Lo cierto es que a esta visión de la novela, lo mismo que a su visión juvenil de Ema Bovary, ha permanecido fiel Vargas Llosa, no obstante la contradicción que implica mantener, en relación con sus nuevas creencias políticas, la adhesión a una herencia intelectual del pasado que ve en la novela el mismo núcleo de sentido que dio vida a la idea revolucionaria: "escribir novelas es un acto de rebelión contra la realidad, contra Dios, contra la creación de Dios que es la realidad. Es una tentativa de corrección, cambio o abolición de la realidad real, de su sustitución por la realidad ficticia que el novelista crea. Éste es un disidente: crea vida ilusoria, crea mundos verbales porque no acepta la vida y el mundo tal como son (o como cree que son). La raíz de su vocación es un sentimiento de insatisfacción contra la vida; cada novela es un deicidio secreto, un asesinato simbólico de la realidad". No es probable que muchos novelistas de hoy, incluido Vargas Llosa, compartan todavía estas posiciones formuladas en 1971, en un ensayo titulado "El novelista y sus demonios", y ninguno se sentiría cómodo con el tono exaltado y las expresiones visionarias del escritor. Para entonces, este tipo de lenguaje y de planteamiento en relación con la literatura equivalía a un manifiesto político, cuya sustancia se condensa en palabras como rebelión, disidente, deicidio. Escribir novelas era, en sí mismo, un acto de disidencia política, de subversión del orden social, una actitud permanente de rechazo a la moral convencional, a la religión, a la familia y a la propia clase. Estas frases sintetizan, en lo esencial, la ideología predominante en la época del boom acerca de la relación entre política y novela. Literatura y subversión formaban una pareja verbal de aparición frecuente en los textos críticos del momento, y casi nadie ponía en duda que la nueva novela formaba parte de una revolución en proceso que venía ocurriendo al mismo tiempo en el arte, la literatura, las mentalidades y los movimientos sociales y políticos.

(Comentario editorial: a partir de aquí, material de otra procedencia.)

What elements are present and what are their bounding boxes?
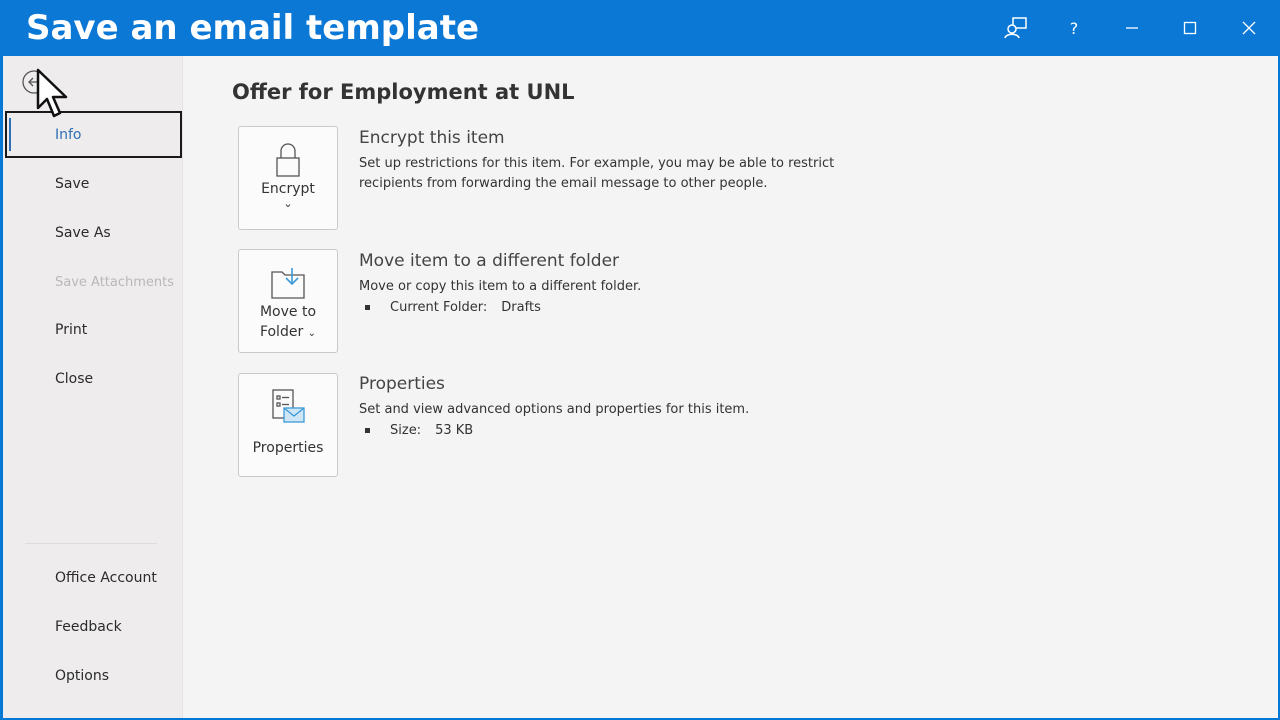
move-to-folder-button[interactable]: Move to Folder ⌄ (238, 249, 338, 353)
move-to-folder-label-line2: Folder (259, 324, 304, 340)
move-to-folder-label-line2-wrap: Folder ⌄ (260, 322, 316, 344)
move-folder-icon (270, 264, 306, 302)
window-title: Save an email template (26, 8, 480, 48)
encrypt-description: Set up restrictions for this item. For e… (359, 156, 835, 191)
backstage-sidebar: Info Save Save As Save Attachments Print… (3, 56, 183, 718)
move-folder-section: Move item to a different folder Move or … (359, 251, 1059, 315)
info-pane: Offer for Employment at UNL Encrypt ⌄ En… (184, 56, 1278, 718)
sidebar-item-office-account[interactable]: Office Account (3, 556, 183, 600)
sidebar-item-print[interactable]: Print (3, 308, 183, 352)
back-arrow-icon[interactable] (22, 70, 46, 94)
maximize-icon[interactable] (1176, 14, 1204, 42)
encrypt-button-label: Encrypt (261, 181, 315, 197)
bullet-icon (365, 305, 370, 310)
sidebar-item-options[interactable]: Options (3, 654, 183, 698)
properties-button-label: Properties (252, 440, 324, 456)
sidebar-item-save-attachments: Save Attachments (55, 274, 175, 290)
coauthor-icon[interactable] (1002, 14, 1030, 42)
properties-description: Set and view advanced options and proper… (359, 402, 750, 417)
sidebar-item-save-as[interactable]: Save As (3, 211, 183, 255)
current-folder-value: Drafts (501, 300, 541, 315)
help-icon[interactable]: ? (1060, 14, 1088, 42)
move-folder-description: Move or copy this item to a different fo… (359, 279, 642, 294)
size-label: Size: (390, 423, 422, 438)
sidebar-item-info[interactable]: Info (5, 111, 182, 158)
properties-icon (270, 388, 306, 426)
encrypt-heading: Encrypt this item (359, 128, 505, 148)
sidebar-divider (25, 543, 157, 544)
page-title: Offer for Employment at UNL (232, 80, 575, 104)
bullet-icon (365, 428, 370, 433)
close-icon[interactable] (1235, 14, 1263, 42)
size-detail: Size: 53 KB (359, 423, 1059, 438)
backstage-window: Info Save Save As Save Attachments Print… (3, 56, 1278, 718)
sidebar-item-feedback[interactable]: Feedback (3, 605, 183, 649)
minimize-icon[interactable] (1118, 14, 1146, 42)
move-folder-heading: Move item to a different folder (359, 251, 620, 271)
properties-section: Properties Set and view advanced options… (359, 374, 1059, 438)
current-folder-detail: Current Folder: Drafts (359, 300, 1059, 315)
current-folder-label: Current Folder: (390, 300, 488, 315)
size-value: 53 KB (435, 423, 474, 438)
chevron-down-icon: ⌄ (283, 197, 293, 210)
sidebar-item-save[interactable]: Save (3, 162, 183, 206)
chevron-down-icon: ⌄ (307, 328, 317, 339)
encrypt-section: Encrypt this item Set up restrictions fo… (359, 128, 1059, 194)
encrypt-button[interactable]: Encrypt ⌄ (238, 126, 338, 230)
properties-button[interactable]: Properties (238, 373, 338, 477)
sidebar-item-close[interactable]: Close (3, 357, 183, 401)
title-bar: Save an email template ? (0, 0, 1280, 56)
properties-heading: Properties (359, 374, 445, 394)
lock-icon (274, 141, 302, 179)
move-to-folder-label-line1: Move to (259, 304, 317, 320)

La matriz de comprensión de la novela, en los escritos de Vargas Llosa, está tomada del ideal revolucionario: cambiar la vida, rebelarse contra los valores sociales dominantes, soñar con otras formas de existencia individual y social. Sin esto, sin revolución como voluntad de ruptura y cambio, no habría novela, en el sentido literario, aunque sí en el sentido de entretenimiento. Y este último ha sido, precisamente, el refugio, hoy generalizado, para inmunizarse contra el mal influjo de la gran novela clásica.
Si se comparan las fórmulas ya citadas de los primeros ensayos de Vargas Llosa con otras más recientes, resulta evidente la tendencia hacia un concepto de novela más aceptable para sus convicciones de hoy. En un ensayo de 1984, titulado "El arte de mentir", procede a desarmar todo el andamiaje de la subversión política, antes inherente a la novela, mediante un casi imperceptible cambio de formulación: "los hombres no están contentos con su suerte y casi todos -ricos o pobres, geniales o mediocres, célebres y oscuros- quisieran una vida distinta de la que llevan. Para aplacar -tramposamente- ese apetito nacieron las ficciones. Ellas se escriben y se leen para que los seres humanos tengan las vidas que no se resignan a no tener". La insatisfacción ha dejado de ser, con los años, un problema político y se ha convertido en inconformidad del individuo con su suerte, en fantasías ligadas al deseo de ser célebre o más rico o menos mediocre. Lo que hace el novelista es proporcionar una satisfacción sustitutiva a esas fantasías. Los sueños colectivos de mundos mejores, traducidos en términos de nuevos órdenes políticos, desaparecen del planteamiento sin dejar huella. Así, la novela está lista para ocupar su puesto en el mercado, como puro entretenimiento.
Pero Vargas Llosa no da ese paso definitivo. No abandona por completo su concepción inicial de novela, aunque la recorta. No se entrega del todo, como novelista, a las leyes del mercado, aunque éste sea su nuevo fetiche, su Ema Bovary de los años finales. Oscila de un extremo al otro. Si la realidad no se puede cambiar, al menos es posible construir ficciones que consuelen por la imposibilidad de cambiarla. Tal vez la función social de la novela consista ahora en ser un mecanismo compensatorio, un sustituto, de la revolución. En un ensayo sobre El cuaderno dorado de Doris Lessing, incluido en el libro La verdad de las mentiras, de 1990, Vargas Llosa afirma que es "una novela sobre las ilusiones perdidas de una clase intelectual que, desde la guerra hasta mediados de los cincuenta, soñó con transformar la sociedad, según las pautas fijadas por Marx, y en cambiar la vida, como pedía Rimbaud". Los protagonistas, intelectuales de izquierda "idealistas y soñadores", terminan por darse cuenta de que sus esfuerzos son un fracaso, porque la historia siguió por rumbos muy diferentes de los esperados por ellos.
Vargas Llosa, que dedica todo este libro a sostener el valor de "las mentiras que somos, las que nos consuelan y desagravian de nuestras nostalgias y frustraciones", esas mentiras que no documentan la vida sino "los demonios que nos soliviantaron" para que la vida fuera más llevadera, no tiene la misma benevolencia con los sueños utópicos de los personajes de El cuaderno dorado. Éstos, para él, no son más que un fracaso, al contrario de los de Ema que son liberadores, rompen barreras y revientan los frenos que la limitan y frustran. Es, ciertamente, un juicio puramente ideológico, que contradice sus propios supuestos. Si las ficciones están destinadas a azuzar los deseos y a espolear la imaginación, ante lo cual Vargas Llosa solo tiene aplausos y ninguna objeción, únicamente los deseos y las fantasías de los personajes de ficción que anhelan transformar la sociedad le parecen objetables, "garantía de infelicidad individual y de inoperancia social". Sin cambiar lo sustancial de la concepción de novela que defendió en su juventud, Vargas Llosa se limita a hacerle un recorte ad hoc, para adaptarla un poco a las nuevas circunstancias, un recorte que evidencia arbitrariedad y motivación ideológica, originadas en la lucha política trasladada al campo literario.